I never needed to look at my prejudices as concerns Dixie since I never spent any real time there. I have been to Florida, true, but Florida is south of the South. I visited Savannah when my sister lived there for four years, but we did only tourist things. Lisa and I used to attend JazzFest in New Orleans, but we hadn't been there in more then 10 years. These visits account for all the time I have ever spent in the land of cotton.

So when it came time to plan our first vacation in almost two years —  we bought an apartment and nursed a geriatric cat to the very end of his natural life and we just couldn't get away — we decided that we wanted to go somewhere warm (not Seattle), that was easy to navigate (no foreign language), where the food would be good (strike Iowa) and that could stand to benefit from the tourist trade. We voted for New Orleans. Then, when we opened the road atlas, exotic place names like Yazoo and Vicksburg and Natchez got us thinking about a road trip. Those names sealed it. We'd make the now classic drive from New Orleans up Highway 61 to Memphis (with a detour through Cajun country, waypointing from one lunch table to the next.)

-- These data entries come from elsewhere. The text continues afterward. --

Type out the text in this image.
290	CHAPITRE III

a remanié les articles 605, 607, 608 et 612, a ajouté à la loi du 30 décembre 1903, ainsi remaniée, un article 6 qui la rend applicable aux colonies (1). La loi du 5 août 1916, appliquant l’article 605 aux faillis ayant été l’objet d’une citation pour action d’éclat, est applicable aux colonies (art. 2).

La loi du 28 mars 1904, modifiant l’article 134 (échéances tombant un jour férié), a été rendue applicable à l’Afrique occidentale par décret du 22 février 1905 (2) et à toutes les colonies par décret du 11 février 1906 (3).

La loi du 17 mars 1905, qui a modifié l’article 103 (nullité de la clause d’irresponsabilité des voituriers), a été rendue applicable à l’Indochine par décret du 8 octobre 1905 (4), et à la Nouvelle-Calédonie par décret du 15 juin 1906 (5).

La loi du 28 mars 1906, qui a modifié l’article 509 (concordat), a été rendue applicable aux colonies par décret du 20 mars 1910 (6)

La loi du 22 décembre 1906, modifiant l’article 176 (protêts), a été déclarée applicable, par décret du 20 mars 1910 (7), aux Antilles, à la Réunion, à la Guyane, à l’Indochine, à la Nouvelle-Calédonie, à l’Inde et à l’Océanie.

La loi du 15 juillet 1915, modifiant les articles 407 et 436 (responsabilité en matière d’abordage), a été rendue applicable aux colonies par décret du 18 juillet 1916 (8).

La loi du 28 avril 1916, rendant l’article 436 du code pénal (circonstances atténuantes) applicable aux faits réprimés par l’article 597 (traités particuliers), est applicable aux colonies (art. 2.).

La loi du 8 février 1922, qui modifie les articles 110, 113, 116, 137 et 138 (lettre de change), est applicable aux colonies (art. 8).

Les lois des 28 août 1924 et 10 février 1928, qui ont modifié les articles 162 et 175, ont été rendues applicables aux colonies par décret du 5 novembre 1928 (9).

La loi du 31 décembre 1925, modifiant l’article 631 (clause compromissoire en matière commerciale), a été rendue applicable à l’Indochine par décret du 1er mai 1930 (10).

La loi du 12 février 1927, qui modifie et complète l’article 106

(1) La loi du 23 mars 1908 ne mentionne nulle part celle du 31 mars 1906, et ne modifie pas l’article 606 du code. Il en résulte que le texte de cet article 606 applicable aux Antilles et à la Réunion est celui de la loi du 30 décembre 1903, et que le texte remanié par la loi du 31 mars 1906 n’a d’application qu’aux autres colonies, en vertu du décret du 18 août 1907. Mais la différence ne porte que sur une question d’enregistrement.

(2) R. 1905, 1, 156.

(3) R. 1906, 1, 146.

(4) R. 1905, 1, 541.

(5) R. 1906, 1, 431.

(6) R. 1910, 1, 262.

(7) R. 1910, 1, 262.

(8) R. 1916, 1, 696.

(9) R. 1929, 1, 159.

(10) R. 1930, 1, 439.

What we found there did not change my mind about one thing: The South is a foreign country. The pictures I took are vacation snapshots from a land that is more distant and unfamiliar to me than any city in Europe. Religion is everywhere and it’s in the blood. I’m a nonbeliever, but the simple crosses of Calvary we saw in Clarksdale are more evocative symbols of faith than all the basilicas of Italy.

What we discovered too is that Highway 61 is a four-lane, ultra-modern highway that leads through neat farms and occasional malls to deliver Mississipians to casinos the closer you get to Memphis. Only tiny sections of the original two-lane blacktop road remain. We also found that the blues are for white tourists. The barbeque is brilliant in  Clarksdale, Mississippi, and the Natchez Trace in spring would give the Vermont countryside a run for beauty. The people were each of them kind and each of them friendly, and why George Bush is not in jail for dereliction of duty in letting the old sad beautiful city of New Orleans suffer so is a mystery that I will never understand.